What sorcery is this?
Honda’s early dominance of the 2011 MotoGP season has been partially attributed to a secret new transmission that’s not a DCT but somehow manages to shift as quickly as one. HRC has admitted the existence of the gearbox, but divulged no details. Now, a patent has been filed by Honda for a transmission which allows “continuous operation for a shift at an extremely short time interval.” In all likelihood, this is the secret MotoGP transmission. Let’s take a look at how it works.
This transmission is the source of head scratching because it’s something entirely new. MotoGP rules expressly forbid Dual Clutch Transmissions, which, as the name suggests, uses two clutches to pre-select the next gear, allowing for very quick shifts. Less time spent shifting gears is more time spent accelerating, hence the performance advantage.-
Last month we connected the dots, concluding that Honda must be using a gearbox which could deliver the benefits of DCT using a single clutch. We presented two gearboxes — one made by Zeroshift, the other Xtrac — which claim similar benefits. Both of those work by using a ratchet system between each gear which allows two gears to be selected at the same time, but with only one engaged. When the transmission is shifted, the engagement of the next gear causes the disengagement of the previous one.
Well, it turns out that the mechanism isn’t between the gears, it’s underneath it. The truth about how this system works is even more awesome than I imagined.
The transmission’s 12 gears (it takes 12 to make six speeds) are lined up six per shaft, with nothing in between them. The gears on the main shaft (or input shaft) are fixed and all rotate at the same speed. The gears on the countershaft (or output shaft) freewheel. This is where things get weird. Inside the countershaft is another shaft which takes on the function of the shift forks in a conventional transmission. Operated by the shift drum, it moves 12 rods that have small eccentrics cut into them. In turn, those rods move very small pins which ride in holes drilled into the wall of the countershaft. Those tiny pins operate a set of four spring-loaded rocker arms housed inside each gear. When the pins are forced outward, they move the rocker arms up. The rockers catch the underside of the gear, thus completing a shift.
No clutch trickery is necessary, the engine power just needs to be killed for the time it takes to complete a shift.
HRC must employ watchmakers to assemble this whole contraption, it’s impossibly intricate.
It works something like this: From neutral, pull in the clutch and click the lever up to select first (GP shift, remember?). This twists a rod that’s connected to the shift drum. The shift drum pulls small inner shaft into a specific position, which forces the 1st gear set of pins up and pops out the rocker arms. The rocker arms select 1st gear and when you let the clutch out you have drive.
Out of the pit lane and front the front straight you (or a lactose-intolerant Australian, rather) you click down to select 2nd. The small inner shaft and the rest of the assemblies connected to it make a small move. The pins are withdrawn from underneath the first gear rockers and the 2nd gear pins are pushed up into position.

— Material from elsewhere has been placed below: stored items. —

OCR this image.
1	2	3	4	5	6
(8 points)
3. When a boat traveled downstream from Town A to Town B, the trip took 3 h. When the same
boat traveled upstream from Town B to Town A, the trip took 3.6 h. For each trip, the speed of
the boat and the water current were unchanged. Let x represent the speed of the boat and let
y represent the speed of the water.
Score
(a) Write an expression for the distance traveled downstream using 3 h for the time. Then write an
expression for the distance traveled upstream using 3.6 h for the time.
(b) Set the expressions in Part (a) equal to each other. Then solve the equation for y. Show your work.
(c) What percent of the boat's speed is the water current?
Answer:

The rockers click into place and in something like .008 seconds, you’re in second gear and have full acceleration again.
Notice how I didn’t say anything about the 1st gear rockers combing back down to their resting point? There’s basically no way for them to move until the 230bhp or so holding them in place is withdrawn. This happens when the 2nd gear rockers engage. And so on and so forth.
Other MotoGP teams say they’re already working on similar transmissions. Yamaha claims to be quite far along, identifying the problem with load transfer between shifts as the main obstacle still facing them. Honda appears to have circumvented that problem altogether by equipping each gear with its own robust selectors, meaning that the power transfer during shifts should be incredibly smooth while the shifts themselves can be incredibly fast.
We bet there’s a lot of MotoGP engineers sitting up late tonight, reading this patent and scratching their heads.